Ты думаешь, отец не догадывается о твоем статусе?

Нет, но он часто спрашивает, почему у меня то одно болит, то второе. Но мы все люди, у нас у всех что-то болит, ничего особенного здесь нет. Не думаю, что он догадывается, хотя он знает, что я работаю с ВИЧ-позитивными пациентами.

Несколько лет назад ты работал на рецепции в социальном центре для людей, живущих с ВИЧ. А сегодня ты в белом халате принимаешь пациентов в больнице. За это время у тебя изменилось ощущение себя? Своей значимости?

Конечно. Я начинал с волонтерства в организации, уже потом мне предложили подать заявку на должность работника рецепции в региональный центр. Я думал о том, как разговаривать с людьми? Но потом вышел на работу, постепенно влился, все стало хорошо. Я два года там работал, мне очень нравилось. В один прекрасный день мне сказали, что для меня есть место в больнице, что я буду консультировать пациентов. Когда твой руководитель говорит: "Мы видим, что ты справишься", – это приятно.

В первый день в больнице у нас даже не было стола: были только стулья, папки и отдельный кабинет. Я уже принимал пациентов, а в голове была мысль: "Как я буду работать без стола?"(смеется).

Я уже второй год работаю в больнице, и я рад, что я могу это делать. Люди, которые приходили со слезами на глазах, сейчас они приходят с улыбкой, благодарят за помощь.

Сколько пациентов ты консультируешь в день?

Это люди, которым только что поставили диагноз ВИЧ?

Не всегда. Бывает, что у людей уже со статусом возникают вопросы, им некого спросить, они приходят к тебе. Есть люди, которые начинали терапию: они делятся тем, как они себя чувствуют, им нужна поддержка. Есть новые пациенты, которые только узнали о диагнозе, с которыми мы знакомимся, я очень открыто пытаюсь донести информацию о ВИЧ. Конечно люди плачут, когда только узнают о своем статусе. Но когда ты говоришь, что ты тоже через это прошел, человек сразу успокаивается, перестает плакать, начинает расспрашивать. Мы не просто налаживаем контакты, мы переадресовываем их, консультируем, мотивируем быть приверженными к лечению.

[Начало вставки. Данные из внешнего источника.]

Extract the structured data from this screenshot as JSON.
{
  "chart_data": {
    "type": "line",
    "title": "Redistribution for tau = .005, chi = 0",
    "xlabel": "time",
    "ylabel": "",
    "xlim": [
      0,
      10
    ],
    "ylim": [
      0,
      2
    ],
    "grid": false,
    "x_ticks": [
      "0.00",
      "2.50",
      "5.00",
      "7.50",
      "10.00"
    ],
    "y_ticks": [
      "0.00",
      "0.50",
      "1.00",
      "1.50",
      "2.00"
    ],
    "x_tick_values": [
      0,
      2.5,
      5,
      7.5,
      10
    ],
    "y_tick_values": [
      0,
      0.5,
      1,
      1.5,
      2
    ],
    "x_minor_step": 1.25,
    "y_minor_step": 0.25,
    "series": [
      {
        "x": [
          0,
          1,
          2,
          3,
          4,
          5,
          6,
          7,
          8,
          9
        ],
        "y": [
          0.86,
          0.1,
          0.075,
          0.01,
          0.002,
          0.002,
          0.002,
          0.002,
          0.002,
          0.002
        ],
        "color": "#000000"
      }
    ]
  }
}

Ты их потом встречаешь на улице?

В троллейбусе встречаю, в маршрутке, даже в такси работает мой пациент. Помню стою на улице, останавливается таксист и спрашивает: "Андрюха, тебя куда-то подвезти?". (улыбается). Я теряю дар речи в такие моменты.

Бывали сложные случаи?

Была такая пациентка, которая пришла к нам с одной клеткой иммунитета. У нее выпадали волосы, она была очень подавлена, она не верила в то, что что-то может измениться. Я каждый день заходил к ней в палату, она ни с кем не хотела общаться, но почему-то со мной разговаривала. Она потихоньку начала мне доверять, даже с мамой познакомила. Мы общаемся сегодня, у нее все прекрасно, она работает заграницей, мы переписываемся в соцсетях, она принимает терапию и пишет мне периодически: "Я поправилась, я хорошо выгляжу". Приятно что ты помог такому человеку принять себя.

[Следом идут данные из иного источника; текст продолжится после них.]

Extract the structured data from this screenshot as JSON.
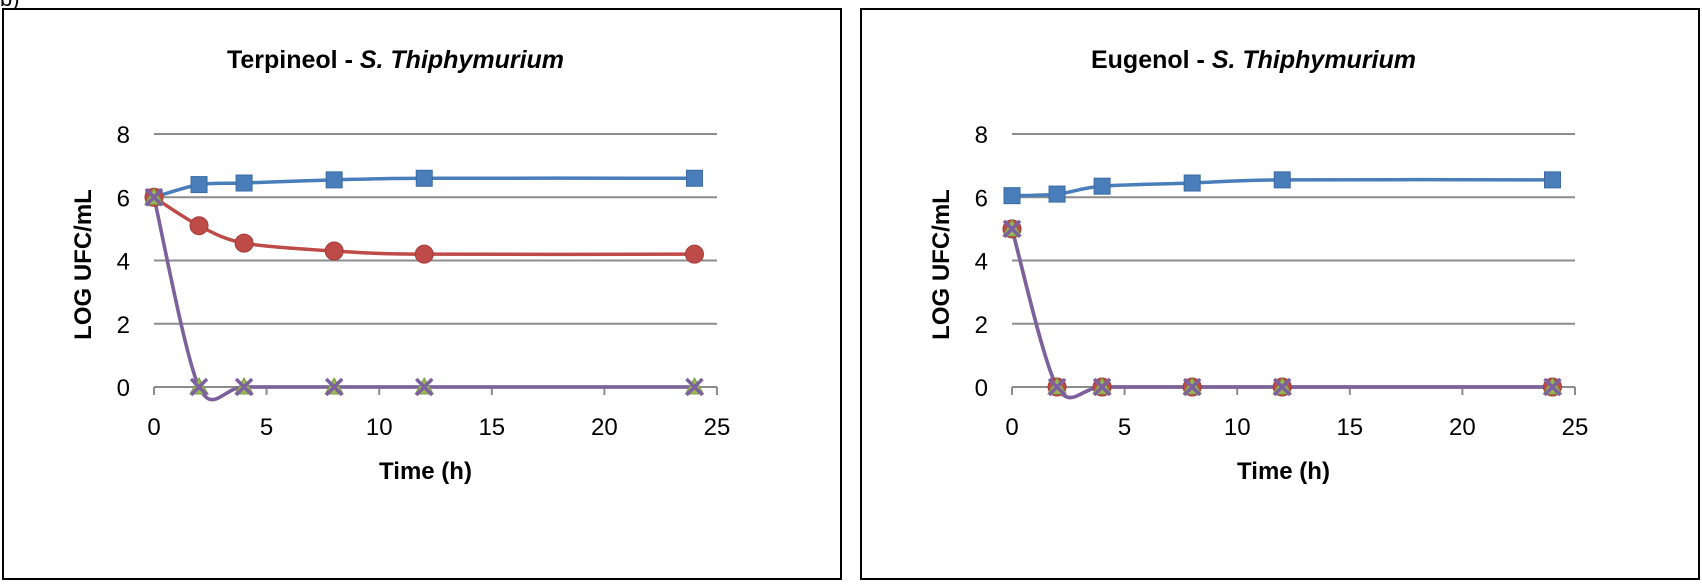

Был еще тяжёлый случай, когда пришёл парень, которого я давно знал, но встретились мы именно в больнице. Он приехал в очень тяжелом состоянии, и спустя какое-то время он умер. Я до последнего момента его поддерживал, приходил домой и думал о нем. Он звонил мне, говорил, что хочет жить. Это было очень сложно, потому что я его понимал. К сожалению, бывают разные случаи.

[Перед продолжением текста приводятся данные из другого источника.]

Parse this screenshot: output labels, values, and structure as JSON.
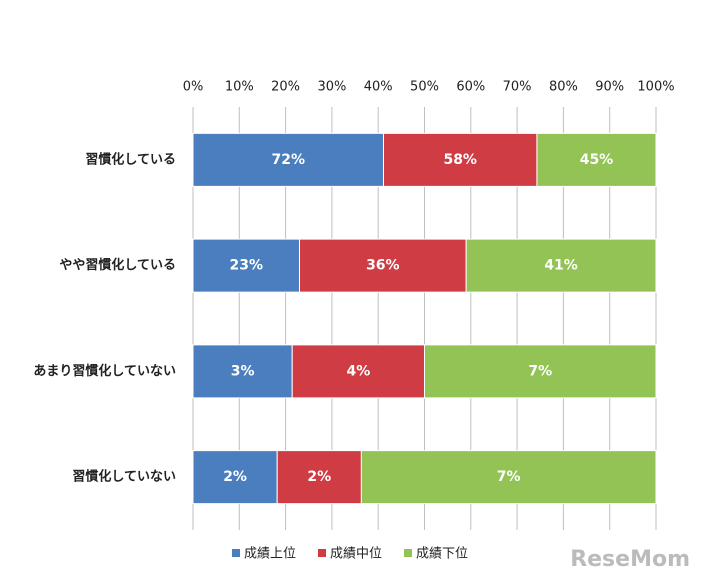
{
  "chart_data": {
    "type": "bar",
    "orientation": "horizontal",
    "stacked": "percent",
    "categories": [
      "習慣化している",
      "やや習慣化している",
      "あまり習慣化していない",
      "習慣化していない"
    ],
    "series": [
      {
        "name": "成績上位",
        "color": "#4a7ebf",
        "values": [
          72,
          23,
          3,
          2
        ],
        "value_labels": [
          "72%",
          "23%",
          "3%",
          "2%"
        ]
      },
      {
        "name": "成績中位",
        "color": "#cf3c44",
        "values": [
          58,
          36,
          4,
          2
        ],
        "value_labels": [
          "58%",
          "36%",
          "4%",
          "2%"
        ]
      },
      {
        "name": "成績下位",
        "color": "#93c354",
        "values": [
          45,
          41,
          7,
          7
        ],
        "value_labels": [
          "45%",
          "41%",
          "7%",
          "7%"
        ]
      }
    ],
    "xlim": [
      0,
      100
    ],
    "xticks": [
      {
        "value": 0,
        "label": "0%"
      },
      {
        "value": 10,
        "label": "10%"
      },
      {
        "value": 20,
        "label": "20%"
      },
      {
        "value": 30,
        "label": "30%"
      },
      {
        "value": 40,
        "label": "40%"
      },
      {
        "value": 50,
        "label": "50%"
      },
      {
        "value": 60,
        "label": "60%"
      },
      {
        "value": 70,
        "label": "70%"
      },
      {
        "value": 80,
        "label": "80%"
      },
      {
        "value": 90,
        "label": "90%"
      },
      {
        "value": 100,
        "label": "100%"
      }
    ],
    "grid": true,
    "legend": "bottom",
    "watermark": "ReseMom"
  }
}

Как люди реагируют, когда им ставят диагноз ВИЧ-инфекция?

Очень многое зависит от того, как человек жил до этого момента. Понятно, что когда он приходит к нам, ему говорят о статусе, а него уже есть семья, дети и статус он получил заграницей, на заработках, потому что изменил жене, – таким людям тяжело, но они осознают ошибку и принимают статус. Есть женщины, которые узнают во время беременност: сама женщина никогда не изменяла, а муж просто "сходил налево". В таких случаях им очень тяжело, обидно и больно. Но приходится мириться.

Какие вопросы они задают чаще всего?

Это правда, что когда ты узнал о статусе, у тебя уже проявилась саркома Капоши?

У меня и сейчас стоит этот диагноз. В 25 лет у меня начались проблемы с ногтями, мой дерматолог прописала мне курс антибиотиков, но после лечения на ногах начали выходить красные волдыри. Я очень долго лечился непонятно от чего, пока, наконец, не сдал анализ на ВИЧ.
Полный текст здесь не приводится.